Ellero-Simatos S, et al., Assessing the Metabolic Effects of Prednisolone in Healthy Volunteers Using Urine Meta
Metabolon results led to:
- Discovery of candidate biomarkers segregating glucocorticoid treatment in human serum and urine
- Metabolic perturbations in urine by prednisolone treatment were sensitive to both time and dose and were mechanistically consistent with underlying physiological changes
Key metabolomic observations:
- Acute prednisolone treatment decreased urine dehydroepiandrosterone sulfate (DHEA sulfate) and increased 13 amino acids, glucose, 3-methylhistidine and metabolites involved in lipid metabolism such as propionylcarnitine, acetylcarnitine and carnitine.

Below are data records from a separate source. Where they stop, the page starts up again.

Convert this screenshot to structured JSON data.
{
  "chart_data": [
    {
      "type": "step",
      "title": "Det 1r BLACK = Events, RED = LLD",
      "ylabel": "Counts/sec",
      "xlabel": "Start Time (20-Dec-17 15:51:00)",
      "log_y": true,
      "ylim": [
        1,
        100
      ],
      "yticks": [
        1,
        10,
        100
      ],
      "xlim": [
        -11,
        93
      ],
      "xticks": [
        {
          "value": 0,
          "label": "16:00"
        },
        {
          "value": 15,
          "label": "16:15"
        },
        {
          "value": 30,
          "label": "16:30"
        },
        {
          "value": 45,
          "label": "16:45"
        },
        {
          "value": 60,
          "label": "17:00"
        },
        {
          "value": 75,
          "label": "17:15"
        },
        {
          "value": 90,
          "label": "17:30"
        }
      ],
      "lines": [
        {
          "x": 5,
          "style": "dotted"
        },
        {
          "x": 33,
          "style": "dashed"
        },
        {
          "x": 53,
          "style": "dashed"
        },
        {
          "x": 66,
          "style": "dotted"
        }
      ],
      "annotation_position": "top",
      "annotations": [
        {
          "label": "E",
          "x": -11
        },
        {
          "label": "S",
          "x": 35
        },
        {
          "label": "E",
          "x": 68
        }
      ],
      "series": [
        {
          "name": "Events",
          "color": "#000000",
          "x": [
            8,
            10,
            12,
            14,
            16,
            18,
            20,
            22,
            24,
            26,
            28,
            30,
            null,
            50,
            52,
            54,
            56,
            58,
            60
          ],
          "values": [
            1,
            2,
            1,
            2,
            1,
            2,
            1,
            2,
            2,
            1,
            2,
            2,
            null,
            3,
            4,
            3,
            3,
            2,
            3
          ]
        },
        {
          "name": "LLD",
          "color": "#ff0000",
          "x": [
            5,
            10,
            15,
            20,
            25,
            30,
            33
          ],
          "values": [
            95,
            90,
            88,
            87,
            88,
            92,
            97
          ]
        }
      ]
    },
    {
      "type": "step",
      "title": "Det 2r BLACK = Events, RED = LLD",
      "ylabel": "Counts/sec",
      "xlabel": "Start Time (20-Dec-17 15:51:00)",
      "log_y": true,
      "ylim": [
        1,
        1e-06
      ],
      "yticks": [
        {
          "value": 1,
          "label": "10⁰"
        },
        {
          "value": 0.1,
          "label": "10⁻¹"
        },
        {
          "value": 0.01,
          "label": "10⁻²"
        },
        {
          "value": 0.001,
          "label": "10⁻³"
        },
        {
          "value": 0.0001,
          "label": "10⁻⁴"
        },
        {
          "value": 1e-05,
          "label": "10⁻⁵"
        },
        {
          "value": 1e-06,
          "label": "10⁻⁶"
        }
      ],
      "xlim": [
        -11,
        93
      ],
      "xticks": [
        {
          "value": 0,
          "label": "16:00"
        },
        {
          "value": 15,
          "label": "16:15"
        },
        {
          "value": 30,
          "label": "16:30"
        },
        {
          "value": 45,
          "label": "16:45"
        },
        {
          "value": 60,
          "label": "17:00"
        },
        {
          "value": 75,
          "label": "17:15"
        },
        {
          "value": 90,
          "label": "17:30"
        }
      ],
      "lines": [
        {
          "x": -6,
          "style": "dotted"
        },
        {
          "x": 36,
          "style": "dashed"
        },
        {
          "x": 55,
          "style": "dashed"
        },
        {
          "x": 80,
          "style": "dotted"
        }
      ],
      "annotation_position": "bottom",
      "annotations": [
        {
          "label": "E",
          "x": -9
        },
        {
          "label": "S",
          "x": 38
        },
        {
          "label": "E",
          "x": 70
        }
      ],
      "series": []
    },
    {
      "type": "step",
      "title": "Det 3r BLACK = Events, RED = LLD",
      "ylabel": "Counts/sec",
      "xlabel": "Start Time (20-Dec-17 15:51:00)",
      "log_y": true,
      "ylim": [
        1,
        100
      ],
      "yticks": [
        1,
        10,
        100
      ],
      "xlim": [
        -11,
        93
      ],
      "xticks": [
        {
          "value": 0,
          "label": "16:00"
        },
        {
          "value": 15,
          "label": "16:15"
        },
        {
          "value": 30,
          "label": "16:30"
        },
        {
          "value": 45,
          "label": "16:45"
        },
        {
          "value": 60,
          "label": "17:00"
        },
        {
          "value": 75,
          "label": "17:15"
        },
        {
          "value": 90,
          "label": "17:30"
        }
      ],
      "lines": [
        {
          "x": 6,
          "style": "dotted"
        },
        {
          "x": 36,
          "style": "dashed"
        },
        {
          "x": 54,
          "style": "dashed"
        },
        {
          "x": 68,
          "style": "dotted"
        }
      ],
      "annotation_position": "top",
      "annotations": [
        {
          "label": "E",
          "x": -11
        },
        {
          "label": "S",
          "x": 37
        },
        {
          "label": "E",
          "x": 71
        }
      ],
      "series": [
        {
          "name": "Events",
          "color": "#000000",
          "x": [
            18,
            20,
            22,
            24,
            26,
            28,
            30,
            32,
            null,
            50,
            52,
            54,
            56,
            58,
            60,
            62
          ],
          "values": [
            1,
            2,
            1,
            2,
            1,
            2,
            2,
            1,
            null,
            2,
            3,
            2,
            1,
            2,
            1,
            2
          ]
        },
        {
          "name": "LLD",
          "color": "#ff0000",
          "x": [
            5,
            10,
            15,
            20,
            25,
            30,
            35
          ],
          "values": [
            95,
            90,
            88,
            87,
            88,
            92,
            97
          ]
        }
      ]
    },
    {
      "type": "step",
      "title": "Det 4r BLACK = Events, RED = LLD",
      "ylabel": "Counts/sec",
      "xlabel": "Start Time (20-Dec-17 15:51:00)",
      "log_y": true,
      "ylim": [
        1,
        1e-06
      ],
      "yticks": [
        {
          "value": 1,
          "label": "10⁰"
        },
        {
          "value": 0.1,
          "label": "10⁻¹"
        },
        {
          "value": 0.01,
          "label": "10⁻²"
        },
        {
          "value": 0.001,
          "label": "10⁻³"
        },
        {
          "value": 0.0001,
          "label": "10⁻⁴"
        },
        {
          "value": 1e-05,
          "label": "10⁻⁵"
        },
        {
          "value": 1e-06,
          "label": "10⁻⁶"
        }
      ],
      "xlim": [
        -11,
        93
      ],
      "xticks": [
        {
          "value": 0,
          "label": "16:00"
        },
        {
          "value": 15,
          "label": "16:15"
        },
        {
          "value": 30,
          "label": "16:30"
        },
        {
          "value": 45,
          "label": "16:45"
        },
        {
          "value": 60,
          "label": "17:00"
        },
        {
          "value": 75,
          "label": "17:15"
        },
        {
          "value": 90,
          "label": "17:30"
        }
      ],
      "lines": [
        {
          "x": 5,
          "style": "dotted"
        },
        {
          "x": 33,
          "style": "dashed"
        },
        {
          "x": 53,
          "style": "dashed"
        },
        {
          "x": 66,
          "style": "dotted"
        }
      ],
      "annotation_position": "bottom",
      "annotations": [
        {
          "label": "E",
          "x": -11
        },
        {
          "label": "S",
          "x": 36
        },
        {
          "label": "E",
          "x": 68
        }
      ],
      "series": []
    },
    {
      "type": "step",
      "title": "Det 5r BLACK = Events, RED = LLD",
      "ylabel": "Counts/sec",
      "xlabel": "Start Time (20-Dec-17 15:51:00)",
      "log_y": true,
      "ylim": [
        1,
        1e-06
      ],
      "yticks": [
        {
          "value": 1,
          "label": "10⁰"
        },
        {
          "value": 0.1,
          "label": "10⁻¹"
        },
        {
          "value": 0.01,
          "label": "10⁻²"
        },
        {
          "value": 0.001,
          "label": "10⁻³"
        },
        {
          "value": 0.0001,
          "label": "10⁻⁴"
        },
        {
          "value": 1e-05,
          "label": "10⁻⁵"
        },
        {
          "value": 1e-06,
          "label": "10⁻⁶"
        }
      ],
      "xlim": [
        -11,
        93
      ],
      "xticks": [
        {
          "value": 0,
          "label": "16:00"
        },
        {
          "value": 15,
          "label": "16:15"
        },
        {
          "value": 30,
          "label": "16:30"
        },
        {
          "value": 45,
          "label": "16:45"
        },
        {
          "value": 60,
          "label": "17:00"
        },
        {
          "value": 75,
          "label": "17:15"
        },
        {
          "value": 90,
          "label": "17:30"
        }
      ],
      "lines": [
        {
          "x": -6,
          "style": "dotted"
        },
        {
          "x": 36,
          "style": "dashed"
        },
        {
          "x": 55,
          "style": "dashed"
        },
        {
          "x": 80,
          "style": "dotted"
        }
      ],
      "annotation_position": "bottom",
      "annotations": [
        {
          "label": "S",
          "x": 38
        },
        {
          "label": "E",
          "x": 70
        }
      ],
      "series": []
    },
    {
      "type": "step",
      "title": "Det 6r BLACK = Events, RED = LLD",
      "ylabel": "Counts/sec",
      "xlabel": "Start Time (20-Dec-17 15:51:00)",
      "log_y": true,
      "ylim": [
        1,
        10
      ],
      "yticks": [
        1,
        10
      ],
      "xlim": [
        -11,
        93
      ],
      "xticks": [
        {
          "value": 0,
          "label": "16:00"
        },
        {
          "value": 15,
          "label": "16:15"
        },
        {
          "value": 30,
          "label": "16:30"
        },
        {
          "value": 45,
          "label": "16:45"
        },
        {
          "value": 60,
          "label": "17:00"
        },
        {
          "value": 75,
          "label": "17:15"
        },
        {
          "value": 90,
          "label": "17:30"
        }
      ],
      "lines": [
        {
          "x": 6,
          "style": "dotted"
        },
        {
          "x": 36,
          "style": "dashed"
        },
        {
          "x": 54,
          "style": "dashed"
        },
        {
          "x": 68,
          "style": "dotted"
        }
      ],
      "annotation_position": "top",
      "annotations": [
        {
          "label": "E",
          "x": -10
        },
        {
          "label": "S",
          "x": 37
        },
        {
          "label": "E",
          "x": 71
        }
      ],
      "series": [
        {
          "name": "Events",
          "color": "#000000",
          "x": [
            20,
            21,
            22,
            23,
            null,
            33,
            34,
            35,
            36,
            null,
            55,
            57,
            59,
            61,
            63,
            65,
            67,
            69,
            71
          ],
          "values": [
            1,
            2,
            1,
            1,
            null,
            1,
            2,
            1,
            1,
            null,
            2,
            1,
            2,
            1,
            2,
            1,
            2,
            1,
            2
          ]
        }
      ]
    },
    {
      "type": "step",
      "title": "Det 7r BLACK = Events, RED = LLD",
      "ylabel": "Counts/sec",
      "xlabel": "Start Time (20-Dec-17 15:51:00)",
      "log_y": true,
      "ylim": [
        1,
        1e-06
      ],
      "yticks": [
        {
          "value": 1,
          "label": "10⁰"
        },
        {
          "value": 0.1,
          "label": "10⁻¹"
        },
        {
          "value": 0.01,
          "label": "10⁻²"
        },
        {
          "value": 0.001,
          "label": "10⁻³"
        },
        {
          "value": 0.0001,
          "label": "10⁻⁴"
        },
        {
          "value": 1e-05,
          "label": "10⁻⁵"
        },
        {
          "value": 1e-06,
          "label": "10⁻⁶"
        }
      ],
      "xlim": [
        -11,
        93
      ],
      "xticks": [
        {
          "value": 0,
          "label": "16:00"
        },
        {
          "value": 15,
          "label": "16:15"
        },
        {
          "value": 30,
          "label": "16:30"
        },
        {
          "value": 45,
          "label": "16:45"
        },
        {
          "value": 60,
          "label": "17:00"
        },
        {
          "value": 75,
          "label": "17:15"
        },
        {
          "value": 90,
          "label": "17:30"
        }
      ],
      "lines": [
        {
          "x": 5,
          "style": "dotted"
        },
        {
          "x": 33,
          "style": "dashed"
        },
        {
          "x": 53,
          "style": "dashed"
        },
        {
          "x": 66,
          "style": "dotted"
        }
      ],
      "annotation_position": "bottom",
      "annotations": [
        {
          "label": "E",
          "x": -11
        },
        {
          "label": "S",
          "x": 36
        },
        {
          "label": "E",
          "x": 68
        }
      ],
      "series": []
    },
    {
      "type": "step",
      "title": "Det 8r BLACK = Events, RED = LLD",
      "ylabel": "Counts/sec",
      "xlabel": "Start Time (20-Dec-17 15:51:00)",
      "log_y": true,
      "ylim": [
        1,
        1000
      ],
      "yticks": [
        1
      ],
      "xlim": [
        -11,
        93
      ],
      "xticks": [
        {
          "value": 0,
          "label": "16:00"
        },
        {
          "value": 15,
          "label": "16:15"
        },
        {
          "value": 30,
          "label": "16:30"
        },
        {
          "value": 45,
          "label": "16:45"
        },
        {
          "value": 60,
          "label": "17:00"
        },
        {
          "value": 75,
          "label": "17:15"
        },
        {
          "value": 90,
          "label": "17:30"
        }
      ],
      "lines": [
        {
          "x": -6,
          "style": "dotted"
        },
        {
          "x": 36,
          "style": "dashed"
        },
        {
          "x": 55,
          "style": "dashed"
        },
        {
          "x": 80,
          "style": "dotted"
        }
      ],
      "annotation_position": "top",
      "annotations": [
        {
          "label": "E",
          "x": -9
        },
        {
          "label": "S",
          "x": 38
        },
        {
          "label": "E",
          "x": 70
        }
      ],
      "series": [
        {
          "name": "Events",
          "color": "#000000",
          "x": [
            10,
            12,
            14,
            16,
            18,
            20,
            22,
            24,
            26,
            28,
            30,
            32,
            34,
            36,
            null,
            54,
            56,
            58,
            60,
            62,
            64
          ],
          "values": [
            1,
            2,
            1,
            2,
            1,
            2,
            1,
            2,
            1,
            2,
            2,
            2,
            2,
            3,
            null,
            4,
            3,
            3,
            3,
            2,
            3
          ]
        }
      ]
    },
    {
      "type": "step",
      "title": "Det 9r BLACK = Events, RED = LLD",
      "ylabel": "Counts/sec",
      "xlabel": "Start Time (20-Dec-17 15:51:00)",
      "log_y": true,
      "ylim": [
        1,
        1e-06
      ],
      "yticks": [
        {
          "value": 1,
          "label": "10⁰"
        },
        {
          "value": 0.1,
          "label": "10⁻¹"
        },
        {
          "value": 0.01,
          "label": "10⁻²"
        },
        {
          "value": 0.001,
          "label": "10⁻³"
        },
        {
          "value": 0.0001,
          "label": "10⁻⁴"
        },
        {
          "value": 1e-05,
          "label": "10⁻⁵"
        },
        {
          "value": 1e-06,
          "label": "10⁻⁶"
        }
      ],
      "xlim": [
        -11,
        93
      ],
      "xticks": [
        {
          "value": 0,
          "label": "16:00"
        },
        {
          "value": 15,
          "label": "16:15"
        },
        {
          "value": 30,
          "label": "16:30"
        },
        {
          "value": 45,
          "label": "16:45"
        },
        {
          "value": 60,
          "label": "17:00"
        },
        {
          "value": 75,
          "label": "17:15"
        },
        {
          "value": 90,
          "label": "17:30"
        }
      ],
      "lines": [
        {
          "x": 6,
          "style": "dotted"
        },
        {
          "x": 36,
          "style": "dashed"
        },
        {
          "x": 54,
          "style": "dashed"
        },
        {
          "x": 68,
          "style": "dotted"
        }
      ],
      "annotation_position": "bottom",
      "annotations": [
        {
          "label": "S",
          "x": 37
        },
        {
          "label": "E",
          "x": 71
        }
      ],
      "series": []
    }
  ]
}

- Prolonged prednisolone treatment decreased urine DHEA sulfate and increased glucose and 7 amino acids
This study sought to derive and gain insight into biomarkers that can predict glucocorticoid metabolic side effects early. Thus, the metabolomic consequences of acute and therapeutic treatment with prednisolone in a small cohort of human urine and serum samples as compared to placebo were examined. Following 1 day of high dose prednisolone, there were indications of muscle catabolism as described by an increase in serum and urine amino acids as well as the muscle marker 3-methylhistidine.Biomarkers reflective of subtle distinctions with prednisolone treatment were illustrated by an increase of N-methylnicotinamide at day 15 which correlated with the homeostatic model of assessment of insulin resistance (HOMA-IR) suggesting this might represent a biomarker specific for prednisolone-induced IR. Thus, this preliminary study shows the potential of metabolomics to generate candidate biomarkers specifically coupled to underlying physiological changes and therefore, an avenue to non-invasively follow adverse effects of glucocorticoid treatment.